Un autre objectif de la présente étude était de tester le rôle de l’émotivité (un trait capricieux décrivant l’émotivité négative et l’intensité des réactions émotionnelles) dans l’attachement de l’enfance moyenne. Il a été observé qu’au milieu de l’enfance, les enfants qui sont plus réactifs émotionnellement avaient tendance à être plus vulnérables à la détresse et à apprendre à interpréter le comportement ambigu de la mère comme non favorable. Étant donné que des facteurs déterminés biologiquement pourraient avoir des effets plus importants sur l’attachement que pendant la petite enfance, on s’attendait à ce que l’émotivité soit positivement liée à l’adaptation évitante (hypothèse 6a) et préoccupée (hypothèse 6b), et négativement à la sécurité de l’attachement (hypothèse 6c) uniquement chez les enfants plus âgés.

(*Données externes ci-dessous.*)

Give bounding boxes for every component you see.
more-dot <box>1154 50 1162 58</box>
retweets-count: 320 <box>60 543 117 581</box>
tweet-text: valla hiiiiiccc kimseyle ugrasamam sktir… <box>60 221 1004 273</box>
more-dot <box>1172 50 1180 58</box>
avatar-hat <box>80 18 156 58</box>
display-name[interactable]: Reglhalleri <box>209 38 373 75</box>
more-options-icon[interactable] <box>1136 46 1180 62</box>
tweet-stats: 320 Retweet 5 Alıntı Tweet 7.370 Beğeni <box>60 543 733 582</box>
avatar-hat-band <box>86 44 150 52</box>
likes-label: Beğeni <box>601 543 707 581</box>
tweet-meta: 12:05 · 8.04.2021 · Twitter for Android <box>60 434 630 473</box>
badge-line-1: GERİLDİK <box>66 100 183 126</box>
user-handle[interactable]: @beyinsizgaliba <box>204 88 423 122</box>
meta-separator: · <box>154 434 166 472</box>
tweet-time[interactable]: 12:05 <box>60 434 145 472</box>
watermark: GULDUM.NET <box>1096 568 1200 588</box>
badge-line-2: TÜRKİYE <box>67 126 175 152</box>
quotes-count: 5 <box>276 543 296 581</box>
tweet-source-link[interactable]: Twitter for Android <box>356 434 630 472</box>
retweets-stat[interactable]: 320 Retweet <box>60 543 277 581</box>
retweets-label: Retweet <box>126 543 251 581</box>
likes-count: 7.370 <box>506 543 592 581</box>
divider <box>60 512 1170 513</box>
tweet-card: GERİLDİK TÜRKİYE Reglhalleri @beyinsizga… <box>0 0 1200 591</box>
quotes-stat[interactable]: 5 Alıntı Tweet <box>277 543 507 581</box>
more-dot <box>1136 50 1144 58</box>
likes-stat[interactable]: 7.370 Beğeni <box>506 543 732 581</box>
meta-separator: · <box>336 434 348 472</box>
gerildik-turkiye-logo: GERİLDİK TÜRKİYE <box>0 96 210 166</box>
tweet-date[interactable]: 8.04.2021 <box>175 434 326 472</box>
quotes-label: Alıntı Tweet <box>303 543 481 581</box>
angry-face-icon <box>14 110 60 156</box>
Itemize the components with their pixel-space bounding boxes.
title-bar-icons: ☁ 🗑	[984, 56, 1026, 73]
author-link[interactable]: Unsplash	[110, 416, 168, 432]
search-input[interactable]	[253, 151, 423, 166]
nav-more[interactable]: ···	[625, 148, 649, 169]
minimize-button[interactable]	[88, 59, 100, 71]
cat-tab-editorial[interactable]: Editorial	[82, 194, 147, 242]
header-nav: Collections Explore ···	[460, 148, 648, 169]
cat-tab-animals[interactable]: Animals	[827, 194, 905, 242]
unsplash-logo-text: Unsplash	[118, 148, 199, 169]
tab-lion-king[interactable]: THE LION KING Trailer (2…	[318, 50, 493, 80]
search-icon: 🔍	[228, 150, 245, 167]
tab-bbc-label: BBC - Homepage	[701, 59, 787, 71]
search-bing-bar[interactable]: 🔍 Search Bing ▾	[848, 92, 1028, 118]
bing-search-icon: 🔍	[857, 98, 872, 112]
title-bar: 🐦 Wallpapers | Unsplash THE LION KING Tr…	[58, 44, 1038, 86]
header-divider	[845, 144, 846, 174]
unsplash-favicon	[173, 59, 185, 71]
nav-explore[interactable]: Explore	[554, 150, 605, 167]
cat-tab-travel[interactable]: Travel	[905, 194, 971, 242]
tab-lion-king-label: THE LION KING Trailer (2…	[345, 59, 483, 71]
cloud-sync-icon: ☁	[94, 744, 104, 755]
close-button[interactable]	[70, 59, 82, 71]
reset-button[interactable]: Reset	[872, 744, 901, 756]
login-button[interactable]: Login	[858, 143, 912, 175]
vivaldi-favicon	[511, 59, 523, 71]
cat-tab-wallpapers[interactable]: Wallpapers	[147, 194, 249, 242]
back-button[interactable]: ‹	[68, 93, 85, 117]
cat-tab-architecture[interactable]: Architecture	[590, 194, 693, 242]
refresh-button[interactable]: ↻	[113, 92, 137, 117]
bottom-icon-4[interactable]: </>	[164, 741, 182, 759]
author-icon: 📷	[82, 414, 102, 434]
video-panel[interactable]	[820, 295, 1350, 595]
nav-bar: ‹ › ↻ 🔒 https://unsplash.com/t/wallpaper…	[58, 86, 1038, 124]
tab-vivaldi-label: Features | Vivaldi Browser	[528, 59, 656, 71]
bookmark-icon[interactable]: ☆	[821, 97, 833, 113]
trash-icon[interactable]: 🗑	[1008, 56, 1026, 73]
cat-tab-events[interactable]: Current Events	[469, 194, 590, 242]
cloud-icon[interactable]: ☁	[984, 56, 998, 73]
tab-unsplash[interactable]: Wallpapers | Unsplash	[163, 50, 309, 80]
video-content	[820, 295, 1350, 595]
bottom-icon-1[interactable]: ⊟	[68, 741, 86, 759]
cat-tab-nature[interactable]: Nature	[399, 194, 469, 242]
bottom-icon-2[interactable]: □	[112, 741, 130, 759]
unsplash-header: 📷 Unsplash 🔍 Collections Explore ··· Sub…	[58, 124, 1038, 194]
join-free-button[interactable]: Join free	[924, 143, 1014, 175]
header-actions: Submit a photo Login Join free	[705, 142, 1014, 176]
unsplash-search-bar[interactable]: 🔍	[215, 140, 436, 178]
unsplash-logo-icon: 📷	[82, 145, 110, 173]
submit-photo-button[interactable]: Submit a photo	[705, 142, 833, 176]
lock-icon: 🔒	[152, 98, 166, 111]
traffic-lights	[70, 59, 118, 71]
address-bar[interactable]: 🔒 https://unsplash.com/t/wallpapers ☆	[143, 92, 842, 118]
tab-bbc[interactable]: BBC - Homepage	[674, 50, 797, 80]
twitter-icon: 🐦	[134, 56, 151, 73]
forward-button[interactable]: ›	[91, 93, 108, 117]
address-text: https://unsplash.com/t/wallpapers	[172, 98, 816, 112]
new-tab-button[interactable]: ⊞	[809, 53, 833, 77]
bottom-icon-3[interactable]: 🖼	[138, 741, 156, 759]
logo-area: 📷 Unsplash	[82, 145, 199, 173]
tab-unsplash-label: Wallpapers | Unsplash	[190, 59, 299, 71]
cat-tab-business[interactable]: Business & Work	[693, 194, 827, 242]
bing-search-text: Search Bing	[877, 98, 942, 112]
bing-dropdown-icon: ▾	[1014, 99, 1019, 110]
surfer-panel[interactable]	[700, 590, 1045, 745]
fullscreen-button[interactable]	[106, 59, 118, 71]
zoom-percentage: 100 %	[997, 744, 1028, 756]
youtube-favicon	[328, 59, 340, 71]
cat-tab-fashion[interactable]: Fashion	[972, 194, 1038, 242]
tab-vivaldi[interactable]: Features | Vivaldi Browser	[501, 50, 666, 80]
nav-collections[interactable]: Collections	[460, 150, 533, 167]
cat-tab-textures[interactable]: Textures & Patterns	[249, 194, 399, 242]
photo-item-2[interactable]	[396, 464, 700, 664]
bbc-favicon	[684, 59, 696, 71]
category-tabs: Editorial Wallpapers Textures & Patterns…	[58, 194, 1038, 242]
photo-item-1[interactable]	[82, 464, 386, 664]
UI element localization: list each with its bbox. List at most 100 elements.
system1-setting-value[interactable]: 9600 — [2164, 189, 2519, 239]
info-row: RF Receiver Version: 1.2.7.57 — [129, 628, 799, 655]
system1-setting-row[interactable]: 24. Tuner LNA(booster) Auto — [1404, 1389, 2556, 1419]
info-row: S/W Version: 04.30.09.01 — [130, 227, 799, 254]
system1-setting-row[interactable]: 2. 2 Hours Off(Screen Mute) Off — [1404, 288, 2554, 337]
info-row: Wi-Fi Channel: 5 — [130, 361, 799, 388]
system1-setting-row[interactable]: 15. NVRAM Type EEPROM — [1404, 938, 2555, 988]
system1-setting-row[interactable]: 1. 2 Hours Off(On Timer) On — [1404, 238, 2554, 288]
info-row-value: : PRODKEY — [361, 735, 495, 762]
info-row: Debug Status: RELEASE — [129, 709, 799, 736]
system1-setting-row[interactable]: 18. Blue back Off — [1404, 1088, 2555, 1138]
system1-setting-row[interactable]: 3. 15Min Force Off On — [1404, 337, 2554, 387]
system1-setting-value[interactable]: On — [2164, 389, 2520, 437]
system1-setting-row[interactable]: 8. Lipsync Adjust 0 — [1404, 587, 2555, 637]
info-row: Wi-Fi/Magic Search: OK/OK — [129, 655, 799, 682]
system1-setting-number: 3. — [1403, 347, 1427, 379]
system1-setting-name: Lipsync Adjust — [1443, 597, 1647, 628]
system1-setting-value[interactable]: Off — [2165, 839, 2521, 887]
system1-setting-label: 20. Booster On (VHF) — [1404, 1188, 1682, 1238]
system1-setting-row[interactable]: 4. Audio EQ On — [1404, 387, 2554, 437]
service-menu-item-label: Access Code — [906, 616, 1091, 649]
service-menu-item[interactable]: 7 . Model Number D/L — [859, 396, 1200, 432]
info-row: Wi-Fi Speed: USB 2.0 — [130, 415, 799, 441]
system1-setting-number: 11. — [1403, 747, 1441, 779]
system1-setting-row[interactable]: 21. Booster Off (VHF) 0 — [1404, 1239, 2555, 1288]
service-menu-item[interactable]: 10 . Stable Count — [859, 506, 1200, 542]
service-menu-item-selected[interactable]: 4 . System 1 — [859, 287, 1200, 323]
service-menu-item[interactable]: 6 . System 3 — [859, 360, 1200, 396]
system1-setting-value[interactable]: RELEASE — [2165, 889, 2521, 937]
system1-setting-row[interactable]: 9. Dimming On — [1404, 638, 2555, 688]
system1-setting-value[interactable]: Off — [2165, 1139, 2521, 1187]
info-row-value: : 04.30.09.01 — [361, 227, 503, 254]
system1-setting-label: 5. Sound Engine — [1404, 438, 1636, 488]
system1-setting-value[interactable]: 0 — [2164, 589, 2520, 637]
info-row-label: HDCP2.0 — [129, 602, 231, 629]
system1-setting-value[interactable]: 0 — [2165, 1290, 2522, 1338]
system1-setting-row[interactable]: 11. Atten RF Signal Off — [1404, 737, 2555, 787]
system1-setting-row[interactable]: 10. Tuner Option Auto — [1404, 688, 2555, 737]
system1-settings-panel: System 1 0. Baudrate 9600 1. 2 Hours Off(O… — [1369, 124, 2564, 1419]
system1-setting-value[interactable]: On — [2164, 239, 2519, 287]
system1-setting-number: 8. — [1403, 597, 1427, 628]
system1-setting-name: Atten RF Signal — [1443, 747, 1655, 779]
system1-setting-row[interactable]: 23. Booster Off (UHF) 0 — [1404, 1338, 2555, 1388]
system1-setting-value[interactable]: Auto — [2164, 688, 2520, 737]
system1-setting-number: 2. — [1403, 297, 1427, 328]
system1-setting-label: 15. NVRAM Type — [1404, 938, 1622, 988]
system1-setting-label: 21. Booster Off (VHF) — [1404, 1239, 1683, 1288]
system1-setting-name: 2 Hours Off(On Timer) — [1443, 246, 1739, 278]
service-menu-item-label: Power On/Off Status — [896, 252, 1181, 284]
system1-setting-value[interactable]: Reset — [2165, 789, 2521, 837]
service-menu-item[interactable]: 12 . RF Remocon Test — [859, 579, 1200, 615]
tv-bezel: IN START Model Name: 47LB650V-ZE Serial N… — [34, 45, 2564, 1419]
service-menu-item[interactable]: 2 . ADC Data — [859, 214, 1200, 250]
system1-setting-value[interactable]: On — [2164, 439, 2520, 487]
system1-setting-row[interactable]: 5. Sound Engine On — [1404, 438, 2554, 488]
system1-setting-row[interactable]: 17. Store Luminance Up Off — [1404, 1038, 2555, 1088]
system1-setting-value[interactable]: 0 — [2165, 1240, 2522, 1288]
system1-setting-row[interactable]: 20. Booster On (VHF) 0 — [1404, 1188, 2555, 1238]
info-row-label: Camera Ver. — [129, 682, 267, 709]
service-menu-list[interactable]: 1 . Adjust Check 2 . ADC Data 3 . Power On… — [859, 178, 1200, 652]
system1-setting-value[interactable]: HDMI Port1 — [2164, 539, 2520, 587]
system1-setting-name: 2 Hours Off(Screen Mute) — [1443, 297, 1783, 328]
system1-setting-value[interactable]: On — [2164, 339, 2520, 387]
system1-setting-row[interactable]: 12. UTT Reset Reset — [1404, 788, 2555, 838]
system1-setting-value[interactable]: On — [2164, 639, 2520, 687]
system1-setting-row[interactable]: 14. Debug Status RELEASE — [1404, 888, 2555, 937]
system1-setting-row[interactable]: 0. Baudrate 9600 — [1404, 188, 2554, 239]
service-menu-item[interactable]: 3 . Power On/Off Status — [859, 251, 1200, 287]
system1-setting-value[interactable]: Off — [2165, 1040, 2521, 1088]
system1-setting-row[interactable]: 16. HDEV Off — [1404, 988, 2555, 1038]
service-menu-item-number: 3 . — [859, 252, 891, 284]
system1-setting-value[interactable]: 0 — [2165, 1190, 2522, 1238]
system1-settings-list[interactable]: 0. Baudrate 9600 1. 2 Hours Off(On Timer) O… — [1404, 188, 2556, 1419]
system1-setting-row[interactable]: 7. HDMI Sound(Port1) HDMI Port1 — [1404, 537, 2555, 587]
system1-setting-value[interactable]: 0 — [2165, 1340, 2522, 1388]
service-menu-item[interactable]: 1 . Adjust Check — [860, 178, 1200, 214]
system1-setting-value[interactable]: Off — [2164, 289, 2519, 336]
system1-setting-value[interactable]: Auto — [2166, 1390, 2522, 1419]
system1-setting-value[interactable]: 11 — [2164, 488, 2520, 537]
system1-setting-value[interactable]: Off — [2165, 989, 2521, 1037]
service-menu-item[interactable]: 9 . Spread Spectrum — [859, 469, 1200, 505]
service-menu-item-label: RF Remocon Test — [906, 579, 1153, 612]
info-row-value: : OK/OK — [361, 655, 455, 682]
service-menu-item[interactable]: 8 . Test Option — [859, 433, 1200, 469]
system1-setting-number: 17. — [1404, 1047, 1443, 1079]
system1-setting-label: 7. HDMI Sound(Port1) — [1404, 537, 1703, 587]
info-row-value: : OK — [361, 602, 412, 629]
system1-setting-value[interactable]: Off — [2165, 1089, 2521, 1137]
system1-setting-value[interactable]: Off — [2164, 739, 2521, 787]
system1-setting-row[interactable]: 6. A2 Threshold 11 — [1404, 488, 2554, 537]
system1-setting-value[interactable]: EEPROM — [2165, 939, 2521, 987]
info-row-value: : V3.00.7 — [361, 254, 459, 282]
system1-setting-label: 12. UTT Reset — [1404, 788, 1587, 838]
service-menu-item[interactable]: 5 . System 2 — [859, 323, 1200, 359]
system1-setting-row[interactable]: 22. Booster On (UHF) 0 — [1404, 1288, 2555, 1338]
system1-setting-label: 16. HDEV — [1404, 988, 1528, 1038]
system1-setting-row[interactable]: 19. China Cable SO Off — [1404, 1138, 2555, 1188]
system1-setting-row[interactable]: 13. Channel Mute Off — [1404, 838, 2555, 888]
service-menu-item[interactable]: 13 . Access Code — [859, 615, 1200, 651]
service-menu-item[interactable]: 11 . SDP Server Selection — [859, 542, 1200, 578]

En ce qui concerne le fait que la recherche ne permet pas de relier le sexe et l’âge d’un enfant à la sécurité de l’attachement et aux stratégies d’adaptation d’une manière spécifique à l’émotivité, le rôle modérateur du tempérament dans ces liens a été testé comme une partie exploratoire de cette étude.
La présente étude avait également un objectif de plus. À savoir, encore inexplorées sont les différences entre l’attachement mère-enfant et père-enfant dans la moyenne enfance, et ce fait s’applique à la fois aux cultures occidentales et non occidentales. Comme il a été dit précédemment, certains auteurs suggèrent que les mères sont généralement considérées comme des refuges sûrs, et que les pères ont tendance à servir davantage de bases sûres. Les résultats de la recherche sont mitigés, certaines études montrant une disponibilité paternelle croissante au fil du temps, à mesure que l’implication des pères avec leurs enfants augmente à mesure que leurs enfants vieillissent. Les études sur la paternité en Pologne sont également rares. Par conséquent, en l’absence d’une justification théorique solide, les effets de la figure parentale sur la sécurité d’un enfant, préoccupé et évitant l’adaptation ont également été testés comme une autre partie exploratoire de cette étude. Considérer le rôle de l’âge, du sexe et du tempérament d’un enfant, et la façon dont les représentations de l’attachement concernant la mère et le père peuvent varier les unes des autres, peut nous aider à mieux comprendre la contribution unique de chaque parent au développement de l’attachement au milieu de l’enfance.
Comprendre les tendances développementales de l’attachement aux mères et aux pères, ainsi que les rôles des caractéristiques de l’enfant et du sexe dans la moyenne enfance, représentent des questions essentielles dans la recherche sur le développement. La comparaison des résultats de cette étude avec la majeure partie de la recherche sur l’attachement axée sur les cultures occidentales enrichirait nos connaissances non seulement sur les tendances du développement et les différences individuelles dans l’attachement au milieu de l’enfance, mais pourrait également aider à comprendre le rôle de la culture dans ce phénomène. Enfin, l’examen du rôle du sexe du parent et de l’émotivité de l’enfant dans l’attachement pourrait aider à mieux comprendre les fondements des différences individuelles dans l’attachement au milieu de l’enfance.